When the second child was born, she was not a boy but a daughter with beautiful blond ringlets. Her name was Bonita after the fish in the sea. When the baby’s young aunt Glodier came to see her royal niece, Glodier would put her little finger through a curl of Bonita’s, and the curl would spring back. And the child would smile and laugh.

So long as the Dark Queen’s princess daughters cried elsewhere out of her hearing, it was a different matter. Out of the Dark Queen’s hearing, the cries were not to be stopped but ignored. And long echoed the cries of the two princesses throughout the castle.

The kingdom grew darker than ever, so great was the influence of the Dark Queen. Not only were the two daughters not allowed to cry in the Queen’s presence, no thumb-sucking was allowed in or out of her hearing or sight.

For the first princess, it didn’t matter, for she was not a thumb-sucker. For the second princess, it mattered, for the only comfort Princess Bonita had was her own little thumb.

The Dark Queen consulted with the royal blacksmiths and devised a metal device (two of them) that fit over baby Princess Bonita’s thumbs, and the devices were then tied securely with thick cord and pretty pink bows to the sides of the crib to make sure both thumbs were out of the reach of the baby princess’s mouth. No child of Queen, the Dark, was going to suck her royal thumb and make those sucking noises.

Let it be known that the Queen Mother, Queen Sylabub’s mother and Glodier’s mother the same, was quite a different queen. She had never spanked her children, not one of them, nor did she allow the court nursemaids to do so. No spell had been cast on her.

And, yet, the Queen Mother, like everyone else in the kingdom, turned a blind eye and a deaf ear. Probably because of the Queen Mother’s desire not to cross swords with her darkling daughter (whom the court, amongst themselves, called Royal Witchabub) abstained from the rescue of Princess Bonita, the Unfortunate Princess Bonita of the Golden Curls.

Princess Bonita was not unscathed by the cruel activities of her mother, the Dark Queen, who ruled the kingdom in which she lived. She was scathed. Day in and day out, she was scathed because she did not know one day of loving kindness or human regard given to her from the Dark Queen. Not that Princess Bonita would ever acknowledge the cruelty perpetrated upon herself by the Dark Queen, her mother.

At this time, however, the little princess’s ringlets uncurled by themselves.

When Princess Bonita, the doomed second daughter was two, she had tantrums. No amount of spanking would stop them. Not at that time. Only later did Princess Bonita grow silent and motionless.

Queen Sylabub commanded the court physicians to fix Princess Bonita who was having tantrums, for no princess should have tantrums nor should Princess Bonita, the Unfortunate, be allowed to disturb the Dark Queen’s  sensibilities.

After long deliberation, the court physicians saw no cure but that Queen Sylabub herself receive expert counseling to change her view toward Princess Bonita. The court physicians were loath to tell Queen Sylabub the unwelcome news. One physician after another passed the task down to the physician with less seniority than himself until it fell to the lot of the youngest fledgling physician to tell the Dark Queen that she was, ahem, not always right.

The youngest fledgling physician, having no one else to pass the dreaded task to — how his hands trembled and his knees knocked — finally took a few sips of the royal liquor and bravely went to the queen and, with his voice cracking, managed to tell her that the highest court physicians had decided that the best cure for the princess’s tantrums would be for them to administer healing essences to Queen Sylabub herself.

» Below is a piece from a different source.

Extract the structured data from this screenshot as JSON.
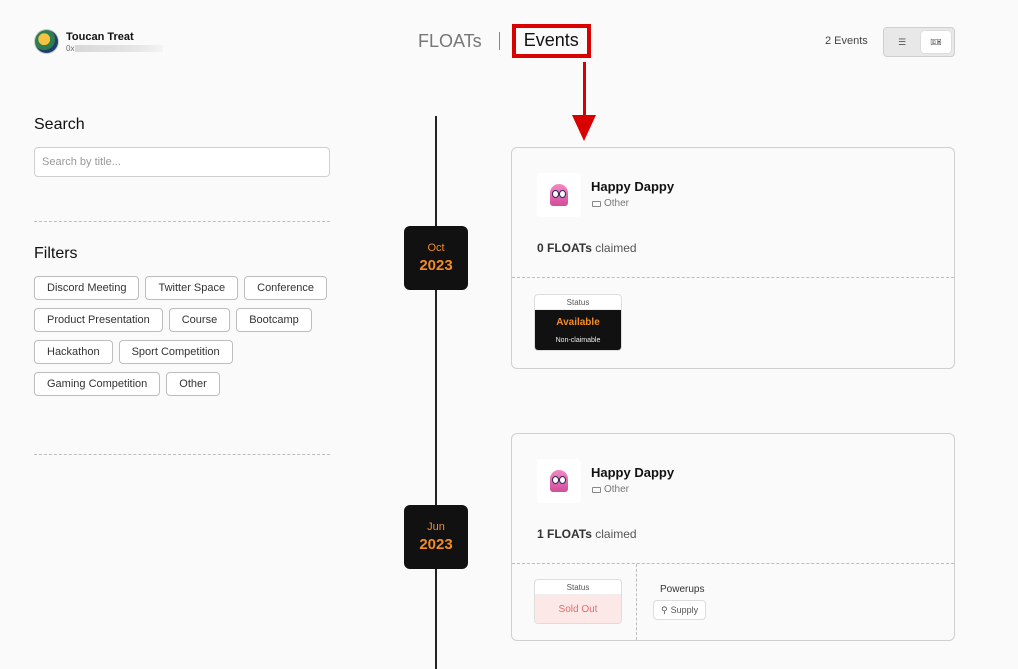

Queen Sylabub snorted in response.  To her credit, she spared the life of the fledgling physician, and only ordered him to be banished from the royal kingdom, never to be seen again.  She announced in her royal coughing voice to all in royal distance: “What idiocy. Princess Bonita has the problem, and the fool wants to see me!” This she announced forevermore.

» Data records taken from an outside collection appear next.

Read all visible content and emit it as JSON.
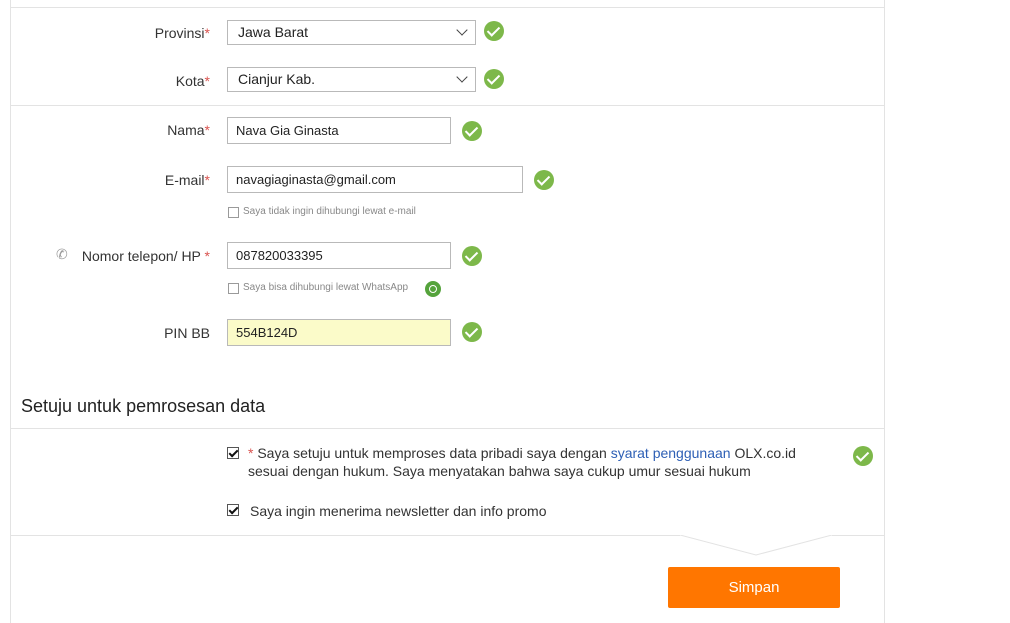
{
  "form": {
    "provinsi": {
      "label": "Provinsi",
      "req": "*",
      "value": "Jawa Barat"
    },
    "kota": {
      "label": "Kota",
      "req": "*",
      "value": "Cianjur Kab."
    },
    "nama": {
      "label": "Nama",
      "req": "*",
      "value": "Nava Gia Ginasta"
    },
    "email": {
      "label": "E-mail",
      "req": "*",
      "value": "navagiaginasta@gmail.com",
      "opt_out": "Saya tidak ingin dihubungi lewat e-mail"
    },
    "phone": {
      "label": "Nomor telepon/ HP",
      "req": "*",
      "value": "087820033395",
      "whatsapp": "Saya bisa dihubungi lewat WhatsApp"
    },
    "pinbb": {
      "label": "PIN BB",
      "value": "554B124D"
    }
  },
  "consent_section": {
    "title": "Setuju untuk pemrosesan data",
    "agree_req": "*",
    "agree_text_1": "Saya setuju untuk memproses data pribadi saya dengan",
    "agree_link": "syarat penggunaan",
    "agree_text_2": "OLX.co.id",
    "agree_text_3": "sesuai dengan hukum. Saya menyatakan bahwa saya cukup umur sesuai hukum",
    "newsletter_text": "Saya ingin menerima newsletter dan info promo"
  },
  "actions": {
    "save_label": "Simpan"
  },
  "colors": {
    "accent": "#ff7600",
    "success": "#7db84a",
    "link": "#2d5fb5",
    "required": "#d9534f"
  }
}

In a fairy tale, it takes a thrice to tell what takes a lifetime to live.

I forgot to tell you that before Princess Bonita, the Unfortunate, was one-year old, a son was born to Queen Sylabub and King Gone. A son! At last a son. Long live the once and future king. And how the bells rang throughout the kingdom. What rejoicing! There never was such a celebration anywhere in the land.

The royal prince was named Prince Master, the Fair, the Beloved. From the minute he was born, he was treated as a royal prince, and that meant everyone was to bow down to him, including his royal sisters.

It did not bode well for Princess Bonita, one year his elder.  When the Royal Prince was born, Princess Bonita was not quite yet one. When Prince Master, the Fair, the Beloved was two, Princess Bonita was not quite yet three. When Prince Master was four, Princess Bonita was not quite yet five. When Prince Master was five, Princes Bonita was not quite six. And when Prince Master reach the royal age of six, Princess Bonita was not quite seven.

The Royal Prince took his mother’s view of Princess Bonita and, in his child way, was merciless to her. He hit Princess Bonita more than once and treated her worse than a scullery-maid, though to be sure, he did not treat the scullery maids any too well. In fairness to the privileged boy prince, he only copied what he saw, and he remembered well that all were to bow down to him.

One dark day for Princess Bonita, she stood up for herself, for the first and last time so far as is known, and she gave the Royal Prince a punch in the nose.

To the misfortune of all, the Royal Prince’s nose bled and did not stop bleeding, and the court physicians were called in to stop the bleeding. The royal physicians succeeded, but they could not stop the fatal illness that Princess Bonita’s punch had not caused but had called attention to.  There was no one to tell Princess Bonita that her punch had not caused the deadly scourge but had only revealed it, for at court in the realm of the Dark Queen, all attention and smiles were for the dying prince and naught but avoidance for the living princess.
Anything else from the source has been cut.